Завтра. Завтра. Завтра. Мать уже опустилась ниже, и ее твердая рука на моем локте не дала мне упасть, когда я шагнула мимо ступеньки. Быть может, завтра…
Когда мы уже оказались на тротуаре, мать, продолжая держать меня за руку, устремилась вперед, будто вплавь. Мои неуклюже обернутые и обутые в галоши коротенькие ножки топали за ней, едва поспевая. Даже когда спешить было некуда, мать ходила быстрым, целеустремленным шагом, чуть развернув стопы наружу, как настоящая леди.
– Не мешкай, – сказала она. – Уже почти полдень, знаешь ли.
Завтра, завтра, завтра.
– Что за стыдоба, такую кроху, да в такую погоду, выпускать без комбинезона да без рейтуз.
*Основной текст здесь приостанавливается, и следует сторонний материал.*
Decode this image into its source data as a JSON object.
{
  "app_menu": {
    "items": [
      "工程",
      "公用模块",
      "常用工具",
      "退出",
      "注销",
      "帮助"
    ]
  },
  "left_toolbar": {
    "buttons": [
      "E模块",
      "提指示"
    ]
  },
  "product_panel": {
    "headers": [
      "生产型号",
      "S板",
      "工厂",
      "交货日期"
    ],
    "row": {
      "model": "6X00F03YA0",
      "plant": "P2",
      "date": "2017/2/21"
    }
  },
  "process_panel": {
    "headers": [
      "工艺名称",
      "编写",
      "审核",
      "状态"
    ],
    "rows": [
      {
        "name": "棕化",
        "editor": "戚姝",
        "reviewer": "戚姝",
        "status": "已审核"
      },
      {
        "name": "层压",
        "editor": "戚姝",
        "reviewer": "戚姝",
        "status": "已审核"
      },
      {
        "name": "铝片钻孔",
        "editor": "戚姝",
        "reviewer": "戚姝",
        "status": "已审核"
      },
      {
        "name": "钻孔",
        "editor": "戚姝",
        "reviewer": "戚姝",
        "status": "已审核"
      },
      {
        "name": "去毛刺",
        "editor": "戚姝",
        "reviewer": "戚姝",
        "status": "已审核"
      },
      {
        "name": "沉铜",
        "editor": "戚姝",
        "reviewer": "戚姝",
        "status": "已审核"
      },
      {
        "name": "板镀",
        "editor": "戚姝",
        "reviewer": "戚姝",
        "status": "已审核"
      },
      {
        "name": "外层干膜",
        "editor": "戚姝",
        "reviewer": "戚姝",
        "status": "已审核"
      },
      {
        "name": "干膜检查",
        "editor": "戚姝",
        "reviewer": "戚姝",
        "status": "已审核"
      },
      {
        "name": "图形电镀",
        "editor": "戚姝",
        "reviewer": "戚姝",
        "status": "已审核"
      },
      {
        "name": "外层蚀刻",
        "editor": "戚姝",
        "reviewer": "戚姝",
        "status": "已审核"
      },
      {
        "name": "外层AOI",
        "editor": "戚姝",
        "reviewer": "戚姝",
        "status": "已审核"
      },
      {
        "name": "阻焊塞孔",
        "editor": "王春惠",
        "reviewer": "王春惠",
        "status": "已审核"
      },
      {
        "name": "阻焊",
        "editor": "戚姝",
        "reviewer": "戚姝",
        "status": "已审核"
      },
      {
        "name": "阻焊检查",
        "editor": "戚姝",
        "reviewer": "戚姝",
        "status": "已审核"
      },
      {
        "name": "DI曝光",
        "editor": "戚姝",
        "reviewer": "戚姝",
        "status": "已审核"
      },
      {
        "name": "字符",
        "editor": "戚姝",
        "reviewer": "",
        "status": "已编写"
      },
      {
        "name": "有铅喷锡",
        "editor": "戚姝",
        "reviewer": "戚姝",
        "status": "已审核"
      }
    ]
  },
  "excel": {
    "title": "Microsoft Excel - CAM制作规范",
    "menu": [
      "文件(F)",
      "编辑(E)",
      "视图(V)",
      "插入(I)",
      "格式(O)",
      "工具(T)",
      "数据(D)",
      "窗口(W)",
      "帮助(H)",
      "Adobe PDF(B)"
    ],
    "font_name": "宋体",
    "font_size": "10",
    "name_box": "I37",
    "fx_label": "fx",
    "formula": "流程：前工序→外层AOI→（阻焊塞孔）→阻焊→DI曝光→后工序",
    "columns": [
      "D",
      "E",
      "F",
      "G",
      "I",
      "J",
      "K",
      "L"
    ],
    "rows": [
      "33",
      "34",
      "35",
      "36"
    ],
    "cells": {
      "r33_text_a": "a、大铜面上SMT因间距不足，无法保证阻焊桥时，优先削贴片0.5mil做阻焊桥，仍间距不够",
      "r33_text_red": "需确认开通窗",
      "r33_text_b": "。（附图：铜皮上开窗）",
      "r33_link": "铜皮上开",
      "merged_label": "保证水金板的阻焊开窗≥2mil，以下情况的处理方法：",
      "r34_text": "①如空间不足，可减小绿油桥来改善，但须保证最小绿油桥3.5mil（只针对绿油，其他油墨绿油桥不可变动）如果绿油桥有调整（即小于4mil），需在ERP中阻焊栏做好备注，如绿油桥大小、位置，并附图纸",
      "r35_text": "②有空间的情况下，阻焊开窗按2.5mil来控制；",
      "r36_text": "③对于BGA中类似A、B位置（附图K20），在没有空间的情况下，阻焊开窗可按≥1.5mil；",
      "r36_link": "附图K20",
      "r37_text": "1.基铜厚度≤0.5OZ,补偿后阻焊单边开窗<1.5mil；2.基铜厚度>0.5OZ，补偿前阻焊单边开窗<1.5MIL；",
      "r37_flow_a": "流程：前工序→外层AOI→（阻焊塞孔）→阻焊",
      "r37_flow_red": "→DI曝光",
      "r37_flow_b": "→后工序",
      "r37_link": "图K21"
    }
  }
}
Вот так вы, детвора, и простужаетесь до смерти.
Выходит, она мне не привиделась. Мать тоже видела Тони. (Что это вообще за имя такое для девочки?) Может, завтра?
– А можно мне такое пальто, как у нее, мамуля?
Мать посмотрела на меня сверху вниз, пока мы ждали сигнала светофора.
– Сколько раз я тебе говорила: не называй меня на улице мамулей!
Светофор загорелся, и мы устремились вперед.
Я тщательно обдумала свой вопрос, пытаясь за ней угнаться, и хотела, чтобы в этот раз он вышел безупречным. Наконец сформулировала.
– Купи мне красное пальто, будь добра, мамочка? – я не могла оторвать глаз от предательской земли, чтобы не спотыкаться в своих галошах, и слова, наверное, заглохли или затерялись в шарфе вокруг шеи. Так или иначе мать продолжала идти в тишине, будто не слышала ничего. Завтра, завтра, завтра.
Дома мы поели горохового супа и быстро повели сестер обратно в школу. Но в тот день мы с матерью не вернулись домой напрямую. Перейдя на другую сторону Ленокс-авеню, мы сели на четвертый автобус до 125-й улицы, где купили в магазине Вайсбекера курицу на выходные.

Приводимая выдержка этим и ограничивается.